Mean and Variance of Phylogenetic Trees
Daniel G. Brown, Megan Owen

TL;DR
This paper introduces the use of Frechet mean and variance in BHV treespace for summarizing phylogenetic tree diversity, demonstrating their advantages over traditional methods in speed, precision, and robustness.
Contribution
It presents a novel application of Frechet mean and variance in BHV treespace, offering more robust and efficient summaries of phylogenetic trees compared to existing methods.
Findings
Frechet mean is comparable to other summary methods.
Frechet variance is faster and more precise.

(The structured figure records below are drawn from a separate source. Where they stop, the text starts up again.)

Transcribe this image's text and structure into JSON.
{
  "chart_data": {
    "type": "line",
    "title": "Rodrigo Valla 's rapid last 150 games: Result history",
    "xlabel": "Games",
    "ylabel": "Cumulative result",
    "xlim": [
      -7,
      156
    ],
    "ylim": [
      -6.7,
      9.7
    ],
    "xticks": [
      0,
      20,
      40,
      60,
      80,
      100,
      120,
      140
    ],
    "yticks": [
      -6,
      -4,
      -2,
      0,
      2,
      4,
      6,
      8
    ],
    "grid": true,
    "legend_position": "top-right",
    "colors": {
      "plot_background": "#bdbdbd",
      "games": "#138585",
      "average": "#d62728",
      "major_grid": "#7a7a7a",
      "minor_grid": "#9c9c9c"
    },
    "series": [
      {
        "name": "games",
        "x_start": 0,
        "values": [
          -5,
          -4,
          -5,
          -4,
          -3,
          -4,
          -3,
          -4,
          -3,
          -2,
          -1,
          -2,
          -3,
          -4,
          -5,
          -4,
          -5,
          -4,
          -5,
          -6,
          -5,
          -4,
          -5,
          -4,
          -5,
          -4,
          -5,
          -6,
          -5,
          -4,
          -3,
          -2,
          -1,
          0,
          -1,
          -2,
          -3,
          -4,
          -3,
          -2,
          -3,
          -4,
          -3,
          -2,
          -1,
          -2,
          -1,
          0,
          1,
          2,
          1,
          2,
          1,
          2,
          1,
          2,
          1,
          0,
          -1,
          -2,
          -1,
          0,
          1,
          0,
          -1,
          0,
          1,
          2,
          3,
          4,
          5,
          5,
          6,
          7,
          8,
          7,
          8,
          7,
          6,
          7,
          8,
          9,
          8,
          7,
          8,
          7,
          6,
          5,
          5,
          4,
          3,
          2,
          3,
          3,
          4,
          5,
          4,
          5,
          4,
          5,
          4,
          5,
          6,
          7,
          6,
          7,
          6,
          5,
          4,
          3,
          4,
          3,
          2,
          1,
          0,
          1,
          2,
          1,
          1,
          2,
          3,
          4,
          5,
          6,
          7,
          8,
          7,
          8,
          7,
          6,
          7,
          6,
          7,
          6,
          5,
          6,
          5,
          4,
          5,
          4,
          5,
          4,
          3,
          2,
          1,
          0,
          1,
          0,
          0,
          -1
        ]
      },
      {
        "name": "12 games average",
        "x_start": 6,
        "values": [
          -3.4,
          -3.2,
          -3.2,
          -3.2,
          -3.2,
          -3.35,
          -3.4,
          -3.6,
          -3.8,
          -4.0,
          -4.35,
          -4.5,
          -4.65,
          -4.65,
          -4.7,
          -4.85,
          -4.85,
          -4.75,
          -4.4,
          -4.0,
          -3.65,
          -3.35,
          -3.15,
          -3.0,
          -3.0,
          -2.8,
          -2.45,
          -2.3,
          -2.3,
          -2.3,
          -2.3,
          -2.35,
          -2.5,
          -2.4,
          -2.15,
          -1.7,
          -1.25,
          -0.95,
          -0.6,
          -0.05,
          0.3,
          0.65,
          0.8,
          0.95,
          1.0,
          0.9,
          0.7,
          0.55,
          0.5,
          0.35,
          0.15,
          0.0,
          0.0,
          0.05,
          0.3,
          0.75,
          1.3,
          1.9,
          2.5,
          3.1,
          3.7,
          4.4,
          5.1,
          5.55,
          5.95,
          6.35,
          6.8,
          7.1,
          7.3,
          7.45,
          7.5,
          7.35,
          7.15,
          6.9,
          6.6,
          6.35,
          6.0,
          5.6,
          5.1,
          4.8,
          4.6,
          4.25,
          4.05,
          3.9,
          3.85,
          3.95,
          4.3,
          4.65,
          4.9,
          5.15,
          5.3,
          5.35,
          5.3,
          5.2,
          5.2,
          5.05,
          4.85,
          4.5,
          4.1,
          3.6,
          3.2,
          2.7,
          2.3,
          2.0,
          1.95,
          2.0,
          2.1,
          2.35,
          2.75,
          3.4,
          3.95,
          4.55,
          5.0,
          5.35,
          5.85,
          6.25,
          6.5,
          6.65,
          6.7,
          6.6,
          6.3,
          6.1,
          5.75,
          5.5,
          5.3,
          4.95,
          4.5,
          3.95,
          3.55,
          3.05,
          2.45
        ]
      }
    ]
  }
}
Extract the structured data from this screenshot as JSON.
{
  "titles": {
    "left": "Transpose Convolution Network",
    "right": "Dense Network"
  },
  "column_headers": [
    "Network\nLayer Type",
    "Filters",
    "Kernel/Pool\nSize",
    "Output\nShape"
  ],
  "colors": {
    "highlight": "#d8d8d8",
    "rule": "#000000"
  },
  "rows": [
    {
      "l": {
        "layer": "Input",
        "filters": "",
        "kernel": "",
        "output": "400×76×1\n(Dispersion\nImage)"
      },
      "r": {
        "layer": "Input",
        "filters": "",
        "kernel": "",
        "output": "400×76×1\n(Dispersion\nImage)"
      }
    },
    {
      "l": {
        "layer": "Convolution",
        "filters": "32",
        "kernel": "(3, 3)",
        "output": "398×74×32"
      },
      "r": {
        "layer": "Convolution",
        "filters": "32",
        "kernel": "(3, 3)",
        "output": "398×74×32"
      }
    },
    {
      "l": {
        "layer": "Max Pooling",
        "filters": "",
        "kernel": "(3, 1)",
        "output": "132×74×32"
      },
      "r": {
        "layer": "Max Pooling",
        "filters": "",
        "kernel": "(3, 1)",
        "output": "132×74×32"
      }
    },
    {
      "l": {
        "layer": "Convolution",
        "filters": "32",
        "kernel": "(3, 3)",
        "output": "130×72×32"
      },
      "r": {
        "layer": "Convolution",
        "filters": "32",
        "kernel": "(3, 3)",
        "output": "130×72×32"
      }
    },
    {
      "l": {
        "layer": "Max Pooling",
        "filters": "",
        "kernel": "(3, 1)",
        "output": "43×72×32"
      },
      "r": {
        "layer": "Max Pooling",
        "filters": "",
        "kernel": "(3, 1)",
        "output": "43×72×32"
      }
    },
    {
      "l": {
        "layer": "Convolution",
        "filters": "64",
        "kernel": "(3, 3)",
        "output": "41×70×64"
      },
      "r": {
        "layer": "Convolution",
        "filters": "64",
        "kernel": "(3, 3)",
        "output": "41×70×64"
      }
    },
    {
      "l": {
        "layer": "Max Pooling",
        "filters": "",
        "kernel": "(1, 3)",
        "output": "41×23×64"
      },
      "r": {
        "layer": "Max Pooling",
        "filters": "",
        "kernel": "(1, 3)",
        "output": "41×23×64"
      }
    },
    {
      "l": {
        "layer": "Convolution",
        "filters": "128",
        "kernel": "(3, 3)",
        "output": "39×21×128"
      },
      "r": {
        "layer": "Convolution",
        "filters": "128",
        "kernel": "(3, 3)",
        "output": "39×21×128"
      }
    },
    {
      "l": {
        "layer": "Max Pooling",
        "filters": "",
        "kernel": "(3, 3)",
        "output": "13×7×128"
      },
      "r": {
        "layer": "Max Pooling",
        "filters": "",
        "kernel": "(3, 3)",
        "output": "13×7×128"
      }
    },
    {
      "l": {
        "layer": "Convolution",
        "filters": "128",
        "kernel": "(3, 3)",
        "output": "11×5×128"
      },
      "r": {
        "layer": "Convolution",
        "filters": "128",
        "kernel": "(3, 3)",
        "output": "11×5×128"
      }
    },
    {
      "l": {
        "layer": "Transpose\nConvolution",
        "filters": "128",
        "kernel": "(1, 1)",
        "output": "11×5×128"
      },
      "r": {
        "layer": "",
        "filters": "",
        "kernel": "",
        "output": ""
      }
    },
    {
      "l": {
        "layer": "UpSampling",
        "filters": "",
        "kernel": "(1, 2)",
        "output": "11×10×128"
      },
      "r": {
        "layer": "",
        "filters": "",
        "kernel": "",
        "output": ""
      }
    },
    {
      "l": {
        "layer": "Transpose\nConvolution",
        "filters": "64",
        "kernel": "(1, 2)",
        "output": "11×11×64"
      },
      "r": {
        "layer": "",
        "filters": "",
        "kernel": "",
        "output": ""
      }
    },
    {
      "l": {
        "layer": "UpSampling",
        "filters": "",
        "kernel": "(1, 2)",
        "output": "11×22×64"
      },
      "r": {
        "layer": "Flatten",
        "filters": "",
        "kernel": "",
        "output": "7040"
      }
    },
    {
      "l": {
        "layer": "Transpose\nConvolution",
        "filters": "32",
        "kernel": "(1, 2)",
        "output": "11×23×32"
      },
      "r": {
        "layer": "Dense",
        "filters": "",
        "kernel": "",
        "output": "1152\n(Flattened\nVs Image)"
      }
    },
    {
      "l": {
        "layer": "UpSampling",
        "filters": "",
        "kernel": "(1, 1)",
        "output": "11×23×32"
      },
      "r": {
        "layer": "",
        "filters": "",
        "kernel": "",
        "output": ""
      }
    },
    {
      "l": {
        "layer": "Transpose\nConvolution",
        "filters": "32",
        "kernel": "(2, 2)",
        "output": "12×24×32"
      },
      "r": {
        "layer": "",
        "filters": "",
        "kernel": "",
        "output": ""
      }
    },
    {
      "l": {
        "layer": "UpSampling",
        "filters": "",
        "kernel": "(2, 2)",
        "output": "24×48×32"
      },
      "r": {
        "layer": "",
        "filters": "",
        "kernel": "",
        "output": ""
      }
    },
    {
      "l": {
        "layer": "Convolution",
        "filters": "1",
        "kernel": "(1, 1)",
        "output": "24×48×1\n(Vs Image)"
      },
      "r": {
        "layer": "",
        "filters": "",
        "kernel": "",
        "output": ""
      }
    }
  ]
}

Frechet mean tends to be more binary than consensus trees.
Abstract
We describe the use of the Frechet mean and variance in the Billera-Holmes-Vogtmann (BHV) treespace to summarize and explore the diversity of a set of phylogenetic trees. We show that the Frechet mean is comparable to other summary methods, and, despite its stickiness property, is more likely to be binary than the majority-rules consensus tree. We show that the Frechet variance is faster and more precise than commonly used variance measures. The Frechet mean and variance are more theoretically justified, and more robust, than previous estimates of this type, and can be estimated reasonably efficiently, providing a foundation for building more advanced statistical methods and leading to applications such as mean hypothesis testing.